Do you know the old joke about Jewish holidays? They are always late or early, never on time.

Well, it’s not exactly a joke. Because Jewish holidays occur according to the Jewish lunar calendar, which does not coincide with the internationally accepted Gregorian solar calendar, or even with the Chinese lunar calendar, they do not happen on the same dates every year.

This year, for instance, Passover is late. The first seder, which is to say the first night of the week-long holiday, is on Wednesday, April 19. (Roman Catholic and Protestant Easter, by the way, is April 23, the Sunday of Passover week.) So it seems a little bit early to be getting Passover recipe requests. But I am. I’m especially getting requests for my family’s walnut sponge cake, with which everyone seems to have a great success.

Yesterday, Carole Walter was on my radio program. She is a well-known baking and cooking teacher and cookbook author (Great Cakes and Great Pies and Tarts). She’s giving a Passover baking class soon and mentioned a technique for sponge cakes that I did not know about, but that applies to my grandmother’s walnut cake. Carole says that you can make a sponge cake more stable if you beat some sugar into the egg whites, instead of beating them without any sugar, as my grandmother always did. Just take some of the sugar from the rest of the recipe and allocate it to the whites. Elsie Sonkin (that’s my grandmother) always made us tip-toe around when one of these cakes was in the oven. Slamming a door or stomping around, she thought, made her cake fall. It was such an unpredictable recipe. It was rare for it to be a complete disaster, a pancake, but it often fell somewhat. Not that that stopped us from enjoying its marvelously nutty flavor.

Given Carole’s instruction, I will, this year, try preparing the cake a little differently. I am going to take half the sugar in the recipe (1/2 cup) and gradually beat it into the egg whites – a tablespoon or so at a time -- after they begin foaming. Let’s see what happens.

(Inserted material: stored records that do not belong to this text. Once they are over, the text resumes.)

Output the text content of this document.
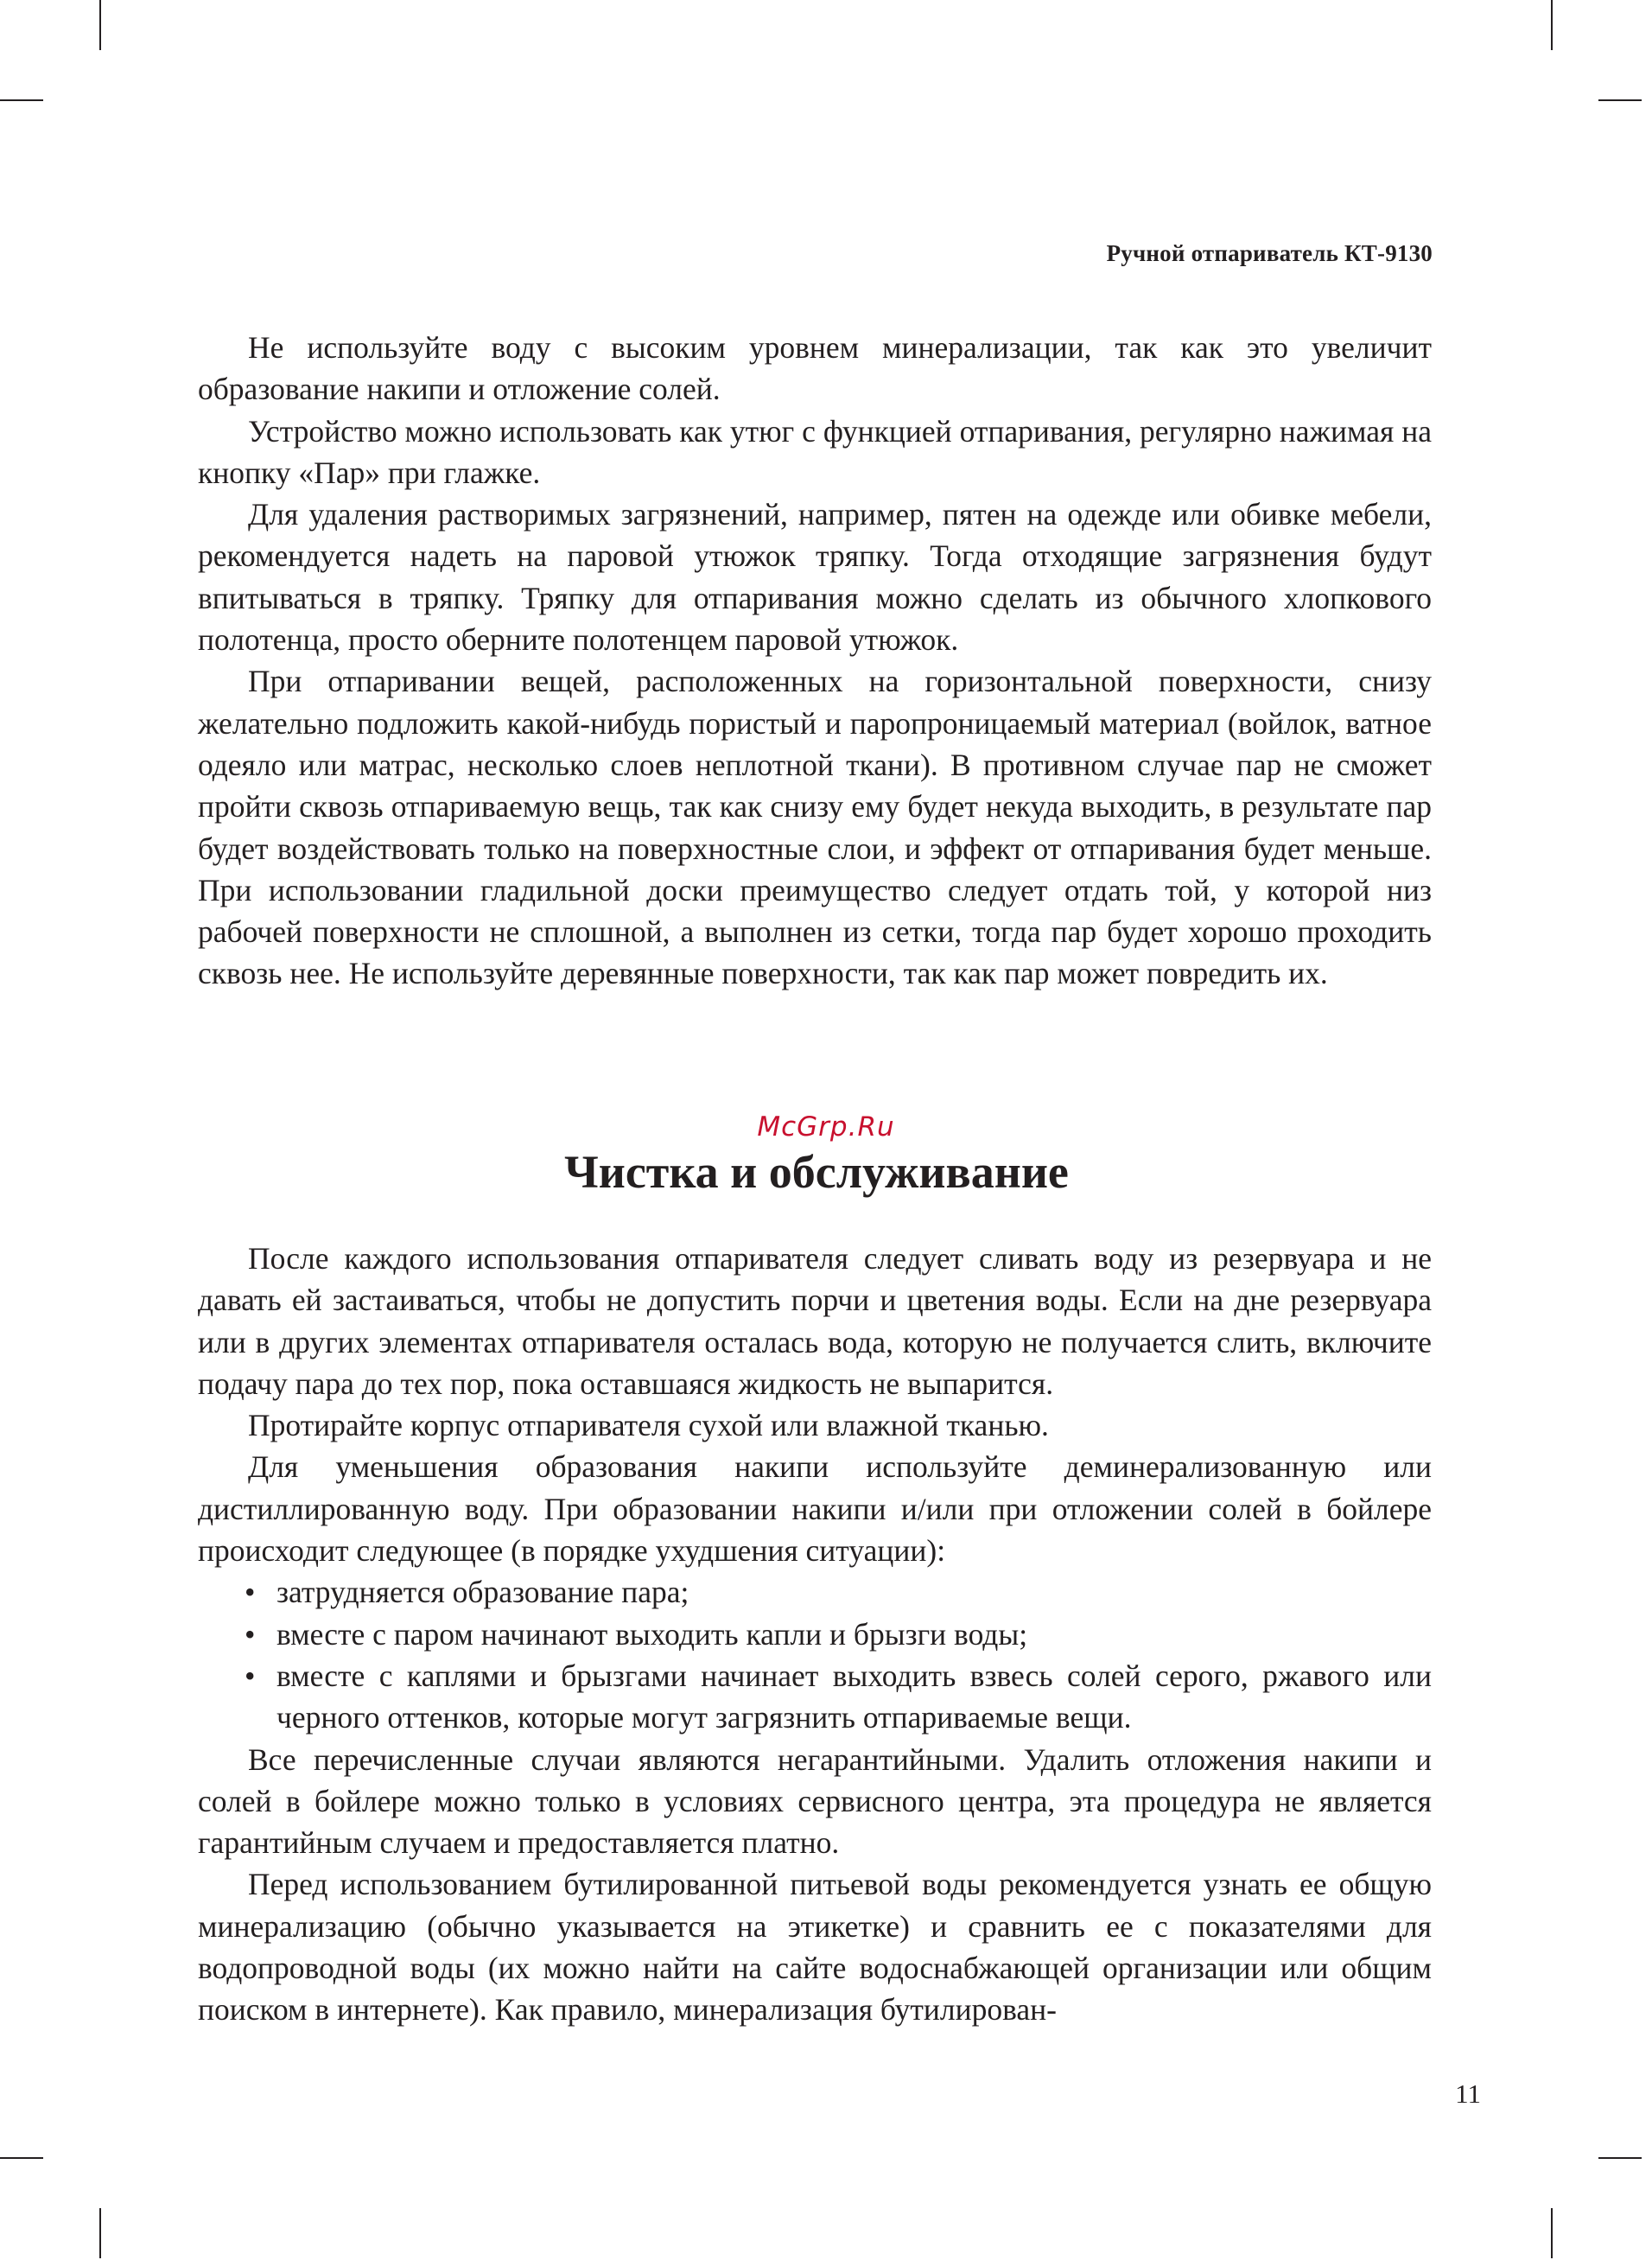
Ручной отпариватель КТ-9130

Не используйте воду с высоким уровнем минерализации, так как это увеличит образование накипи и отложение солей.

Устройство можно использовать как утюг с функцией отпаривания, регулярно нажимая на кнопку «Пар» при глажке.

Для удаления растворимых загрязнений, например, пятен на одежде или обивке мебели, рекомендуется надеть на паровой утюжок тряпку. Тогда отходящие загрязнения будут впитываться в тряпку. Тряпку для отпаривания можно сделать из обычного хлопкового полотенца, просто оберните полотенцем паровой утюжок.

При отпаривании вещей, расположенных на горизонтальной поверхности, снизу желательно подложить какой-нибудь пористый и паропроницаемый материал (войлок, ватное одеяло или матрас, несколько слоев неплотной ткани). В противном случае пар не сможет пройти сквозь отпариваемую вещь, так как снизу ему будет некуда выходить, в результате пар будет воздействовать только на поверхностные слои, и эффект от отпаривания будет меньше. При использовании гладильной доски преимущество следует отдать той, у которой низ рабочей поверхности не сплошной, а выполнен из сетки, тогда пар будет хорошо проходить сквозь нее. Не используйте деревянные поверхности, так как пар может повредить их.

McGrp.Ru
Чистка и обслуживание

После каждого использования отпаривателя следует сливать воду из резервуара и не давать ей застаиваться, чтобы не допустить порчи и цветения воды. Если на дне резервуара или в других элементах отпаривателя осталась вода, которую не получается слить, включите подачу пара до тех пор, пока оставшаяся жидкость не выпарится.

Протирайте корпус отпаривателя сухой или влажной тканью.

Для уменьшения образования накипи используйте деминерализованную или дистиллированную воду. При образовании накипи и/или при отложении солей в бойлере происходит следующее (в порядке ухудшения ситуации):

• затрудняется образование пара;
• вместе с паром начинают выходить капли и брызги воды;
• вместе с каплями и брызгами начинает выходить взвесь солей серого, ржавого или черного оттенков, которые могут загрязнить отпариваемые вещи.

Все перечисленные случаи являются негарантийными. Удалить отложения накипи и солей в бойлере можно только в условиях сервисного центра, эта процедура не является гарантийным случаем и предоставляется платно.

Перед использованием бутилированной питьевой воды рекомендуется узнать ее общую минерализацию (обычно указывается на этикетке) и сравнить ее с показателями для водопроводной воды (их можно найти на сайте водоснабжающей организации или общим поиском в интернете). Как правило, минерализация бутилирован-

11
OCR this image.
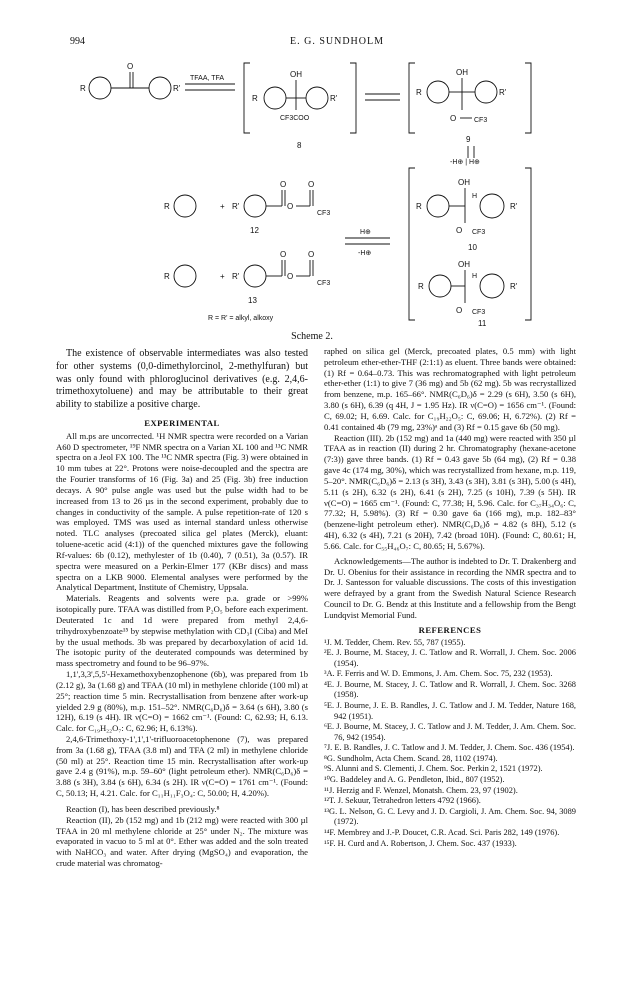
994	E. G. SUNDHOLM
R	R'
O
TFAA, TFA
R	R'
OH
CF3COO
8
R	R'
OH
O	CF3
9
-H⊕ | H⊕
R	+ R'
O
O
O
CF3
12	H⊕
-H⊕
R	+ R'
O
O
O
CF3
13
R = R' = alkyl, alkoxy
R	R'
OH
H
O CF3
10
R	R'
OH
H
O CF3
11
Scheme 2.

The existence of observable intermediates was also tested for other systems (0,0-dimethylorcinol, 2-methylfuran) but was only found with phloroglucinol derivatives (e.g. 2,4,6-trimethoxytoluene) and may be attributable to their great ability to stabilize a positive charge.

EXPERIMENTAL

All m.ps are uncorrected. ¹H NMR spectra were recorded on a Varian A60 D spectrometer, ¹⁹F NMR spectra on a Varian XL 100 and ¹³C NMR spectra on a Jeol FX 100. The ¹³C NMR spectra (Fig. 3) were obtained in 10 mm tubes at 22°. Protons were noise-decoupled and the spectra are the Fourier transforms of 16 (Fig. 3a) and 25 (Fig. 3b) free induction decays. A 90° pulse angle was used but the pulse width had to be increased from 13 to 26 µs in the second experiment, probably due to changes in conductivity of the sample. A pulse repetition-rate of 120 s was employed. TMS was used as internal standard unless otherwise noted. TLC analyses (precoated silica gel plates (Merck), eluant: toluene-acetic acid (4:1)) of the quenched mixtures gave the following Rf-values: 6b (0.12), methylester of 1b (0.40), 7 (0.51), 3a (0.57). IR spectra were measured on a Perkin-Elmer 177 (KBr discs) and mass spectra on a LKB 9000. Elemental analyses were performed by the Analytical Department, Institute of Chemistry, Uppsala.

Materials. Reagents and solvents were p.a. grade or >99% isotopically pure. TFAA was distilled from P₂O₅ before each experiment. Deuterated 1c and 1d were prepared from methyl 2,4,6-trihydroxybenzoate¹⁵ by stepwise methylation with CD₃I (Ciba) and MeI by the usual methods. 3b was prepared by decarboxylation of acid 1d. The isotopic purity of the deuterated compounds was determined by mass spectrometry and found to be 96–97%.

1,1',3,3',5,5'-Hexamethoxybenzophenone (6b), was prepared from 1b (2.12 g), 3a (1.68 g) and TFAA (10 ml) in methylene chloride (100 ml) at 25°; reaction time 5 min. Recrystallisation from benzene after work-up yielded 2.9 g (80%), m.p. 151–52°. NMR(C₆D₆)δ = 3.64 (s 6H), 3.80 (s 12H), 6.19 (s 4H). IR ν(C=O) = 1662 cm⁻¹. (Found: C, 62.93; H, 6.13. Calc. for C₁₉H₂₂O₇: C, 62.96; H, 6.13%).

2,4,6-Trimethoxy-1',1',1'-trifluoroacetophenone (7), was prepared from 3a (1.68 g), TFAA (3.8 ml) and TFA (2 ml) in methylene chloride (50 ml) at 25°. Reaction time 15 min. Recrystallisation after work-up gave 2.4 g (91%), m.p. 59–60° (light petroleum ether). NMR(C₆D₆)δ = 3.88 (s 3H), 3.84 (s 6H), 6.34 (s 2H). IR ν(C=O) = 1761 cm⁻¹. (Found: C, 50.13; H, 4.21. Calc. for C₁₁H₁₁F₃O₄: C, 50.00; H, 4.20%).

Reaction (I), has been described previously.⁸

Reaction (II), 2b (152 mg) and 1b (212 mg) were reacted with 300 µl TFAA in 20 ml methylene chloride at 25° under N₂. The mixture was evaporated in vacuo to 5 ml at 0°. Ether was added and the soln treated with NaHCO₃ and water. After drying (MgSO₄) and evaporation, the crude material was chromatog-

raphed on silica gel (Merck, precoated plates, 0.5 mm) with light petroleum ether-ether-THF (2:1:1) as eluent. Three bands were obtained: (1) Rf = 0.64–0.73. This was rechromatographed with light petroleum ether-ether (1:1) to give 7 (36 mg) and 5b (62 mg). 5b was recrystallized from benzene, m.p. 165–66°. NMR(C₆D₆)δ = 2.29 (s 6H), 3.50 (s 6H), 3.80 (s 6H), 6.39 (q 4H, J = 1.95 Hz). IR ν(C=O) = 1656 cm⁻¹. (Found: C, 69.02; H, 6.69. Calc. for C₁₉H₂₂O₅: C, 69.06; H, 6.72%). (2) Rf = 0.41 contained 4b (79 mg, 23%)ᵃ and (3) Rf = 0.15 gave 6b (50 mg).

Reaction (III). 2b (152 mg) and 1a (440 mg) were reacted with 350 µl TFAA as in reaction (II) during 2 hr. Chromatography (hexane-acetone (7:3)) gave three bands. (1) Rf = 0.43 gave 5b (64 mg), (2) Rf = 0.38 gave 4c (174 mg, 30%), which was recrystallized from hexane, m.p. 119, 5–20°. NMR(C₆D₆)δ = 2.13 (s 3H), 3.43 (s 3H), 3.81 (s 3H), 5.00 (s 4H), 5.11 (s 2H), 6.32 (s 2H), 6.41 (s 2H), 7.25 (s 10H), 7.39 (s 5H). IR ν(C=O) = 1665 cm⁻¹. (Found: C, 77.38; H, 5.96. Calc. for C₃₇H₃₄O₆: C, 77.32; H, 5.98%). (3) Rf = 0.30 gave 6a (166 mg), m.p. 182–83° (benzene-light petroleum ether). NMR(C₆D₆)δ = 4.82 (s 8H), 5.12 (s 4H), 6.32 (s 4H), 7.21 (s 20H), 7.42 (broad 10H). (Found: C, 80.61; H, 5.66. Calc. for C₅₅H₄₆O₇: C, 80.65; H, 5.67%).

Acknowledgements—The author is indebted to Dr. T. Drakenberg and Dr. U. Obenius for their assistance in recording the NMR spectra and to Dr. J. Santesson for valuable discussions. The costs of this investigation were defrayed by a grant from the Swedish Natural Science Research Council to Dr. G. Bendz at this Institute and a fellowship from the Bengt Lundqvist Memorial Fund.

REFERENCES
¹J. M. Tedder, Chem. Rev. 55, 787 (1955).
²E. J. Bourne, M. Stacey, J. C. Tatlow and R. Worrall, J. Chem. Soc. 2006 (1954).
³A. F. Ferris and W. D. Emmons, J. Am. Chem. Soc. 75, 232 (1953).
⁴E. J. Bourne, M. Stacey, J. C. Tatlow and R. Worrall, J. Chem. Soc. 3268 (1958).
⁵E. J. Bourne, J. E. B. Randles, J. C. Tatlow and J. M. Tedder, Nature 168, 942 (1951).
⁶E. J. Bourne, M. Stacey, J. C. Tatlow and J. M. Tedder, J. Am. Chem. Soc. 76, 942 (1954).
⁷J. E. B. Randles, J. C. Tatlow and J. M. Tedder, J. Chem. Soc. 436 (1954).
⁸G. Sundholm, Acta Chem. Scand. 28, 1102 (1974).
⁹S. Alunni and S. Clementi, J. Chem. Soc. Perkin 2, 1521 (1972).
¹⁰G. Baddeley and A. G. Pendleton, Ibid., 807 (1952).
¹¹J. Herzig and F. Wenzel, Monatsh. Chem. 23, 97 (1902).
¹²T. J. Sekuur, Tetrahedron letters 4792 (1966).
¹³G. L. Nelson, G. C. Levy and J. D. Cargioli, J. Am. Chem. Soc. 94, 3089 (1972).
¹⁴F. Membrey and J.-P. Doucet, C.R. Acad. Sci. Paris 282, 149 (1976).
¹⁵F. H. Curd and A. Robertson, J. Chem. Soc. 437 (1933).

My Family's Passover Walnut Cake

9 eggs, separated
1 cup sugar
2 tablespoons matzoh cake meal, plus some extra for the pan
1 teaspoon vanilla extract
1/8 teaspoon salt
2 cups shelled walnuts, finely ground, preferably in a rotary nut grater


Preheat the oven to 350 degrees.

With matzoh cake meal, dust a 10-inch tube pan with a removable bottom.

Beat the egg yolks until foamy.

Beat in the sugar, 2 tablespoons at a time, beating well after each addition.

Beat in the cake meal, and stir in the vanilla and salt. Blend thoroughly.

Stir in the walnuts.

Beat the egg whites until stiff but not dry and fold them gently into the batter.

Turn the batter into the prepared pan and smooth out the top.

Bake for about 45 to 50 minutes, or until the cake shrinks away from the sides of the pan.

Turn pan upside down and, if it does not have legs to stand on, place it over the neck of a bottle to cool. When cool, run a knife around the edges of the cake and around the tube, and turn the cake onto a cake platter.

(By the way, Carole does not recommend this upside down method. Using a pan with a removable bottom, it’s enough to let the cake cook a few minutes, run a knife around the sides, then remove the cake from the pan and let it cool completely before removing the cake from the tube pan’s bottom.)